Festival delle Colline. Un anniversario e un’inaugurazione a candeline spente

 

Non è certo uscito il botto – un pampampam reiterato e sonorissimo – qualche sera fa l’anniversario dei trent’anni dal cilindro del Festival delle Colline, in cui tutti speravamo. Un bel gruppo, non indifferente, di candeline spente con tante soffiate che sapevano di fiato corto e di malinconia, di un qualcosa inserito a forza, troppo. Ma ci rifaremo. Perché questo Festival dacché lo conosciamo è sempre stato un bravo ragazzo, come da canzoncina, per questo – sempre poche sere fa – siamo entrati nella platea dell’Astra con la migliore delle speranze – o delle certezze addirittura – che ci saremmo stretti intorno a quella torta con un finale e un sorriso ben diversi. Il gruppo d’apertura era Agrupaciòn Senor Serrano, la regia e la drammaturgia affidate a Àlex Serrano in coppia con Pau Palacios, il testo ad una volenterosa Anna Pérez Moyan che se ne arriva, in canottiera e pantaloni, su un palcoscenico che sta “a metà strada tra un laboratorio e una discarica” (ci era stato detto), un paio di mucchi di sacchi d’immondizia belli gonfi da cui sempre la volenterosa “trova oggetti, resti e rifiuti generati dalla Storia dell’amore che la aiutano ad attivare la trama.”

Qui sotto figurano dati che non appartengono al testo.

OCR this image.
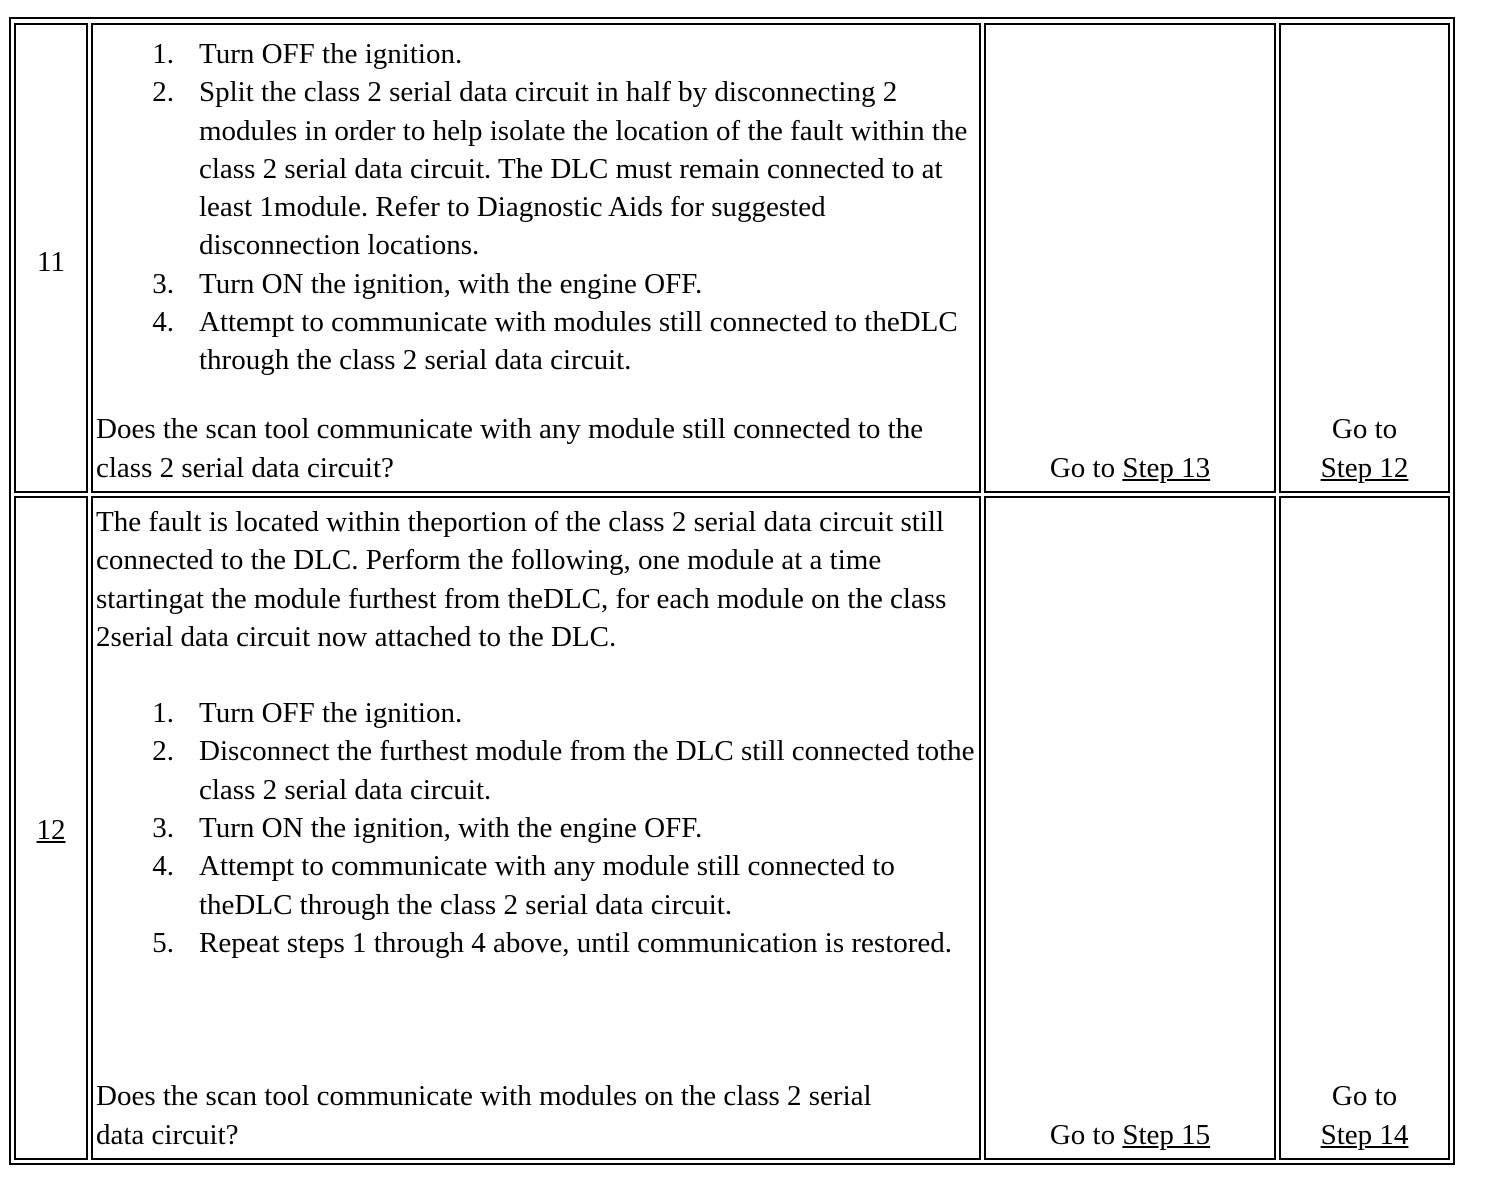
11
1. Turn OFF the ignition.
2. Split the class 2 serial data circuit in half by disconnecting 2 modules in order to help isolate the location of the fault within the class 2 serial data circuit. The DLC must remain connected to at least 1module. Refer to Diagnostic Aids for suggested disconnection locations.
3. Turn ON the ignition, with the engine OFF.
4. Attempt to communicate with modules still connected to theDLC through the class 2 serial data circuit.

Does the scan tool communicate with any module still connected to the class 2 serial data circuit?	Go to Step 13
Go to
Step 12
12

The fault is located within theportion of the class 2 serial data circuit still connected to the DLC. Perform the following, one module at a time startingat the module furthest from theDLC, for each module on the class 2serial data circuit now attached to the DLC.

1. Turn OFF the ignition.
2. Disconnect the furthest module from the DLC still connected tothe class 2 serial data circuit.
3. Turn ON the ignition, with the engine OFF.
4. Attempt to communicate with any module still connected to theDLC through the class 2 serial data circuit.
5. Repeat steps 1 through 4 above, until communication is restored.

Does the scan tool communicate with modules on the class 2 serial data circuit?	Go to Step 15
Go to
Step 14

Già, la trama, gran bella parola, di uno spettacolo che – dimenticavo: e lo scoprirà il publico? – ha per titolo “Historia del amor”. E che la trama sua vai a cercare con il lanternino, sfiduciati come quel vecchione di Diogene. Impossibile quel “compito di cercare di capire cosa sia l’amore” da parte della volenterosa – pronta a camuffarsi dopo un po’ con corpino e gonnone azzurroverdastri d’altra epoca – e noi con lei. Domande, tante, di quella filosofia puntata con gli spilli, lassù nel cielo, cercare di amare perché amiamo e perché amiamo come amiamo, e risposte, nessuna, in un’ottantina di minuti, per uscire con un certo amaro in bocca. Un excursus che non trova nessuna strada e immediatamente va a sbriciolarsi, tra epoche trascorse e l’esperienza personale della sempre volenterosa – scusatemi, ma non riesco a chiamarla attrice! non qui almeno -, frantumandosi pure quell’intenzione della drammaturgia di far trans-ferire in noi che guardiamo quel guazzabuglio di lingue di sopratitoli frettolosi ed emozioni spente, di sforzi anche comici, ma brillantemente superati, di far fronte a qualche incidente tecnico. Di espedienti che hanno tutta l’aria di raffazzonare sul momento. Si narra di antri e spelonche e tesori e giungle che nascondono, le immagini vengono allontanate da noi sino a essere un puntino lontano nel deserto del nulla, irraggiungibili. Come quell’amore? Si va su e giù per il palcoscenico, si procede a fatica, si cerca di riempire spazi e tempi che restano irrimediabilmente e deficitariamente vuoti. Tutto ha un sapore di irrisolto, di pretesto vano per una serata, di quell’”uno dei principali motori della nostra esistenza”, l’amore, che non s’è semplicemente avviato: cercavansi tracce di carburante. Resta, nella memoria, di emozionante, quella lunga sequenza di baci cinematografici messi a scorrere davanti a noi, dalla Bergman e Bogarth a DiCaprio e Winslet sul ponte estremo del Titanic, ricordi spicci per chi ama il cinema, romanzo lungo che nemmeno il maturo Totò di “Nuovo Cinema Paradiso” avrebbe guardato con occhi tanto lucidi.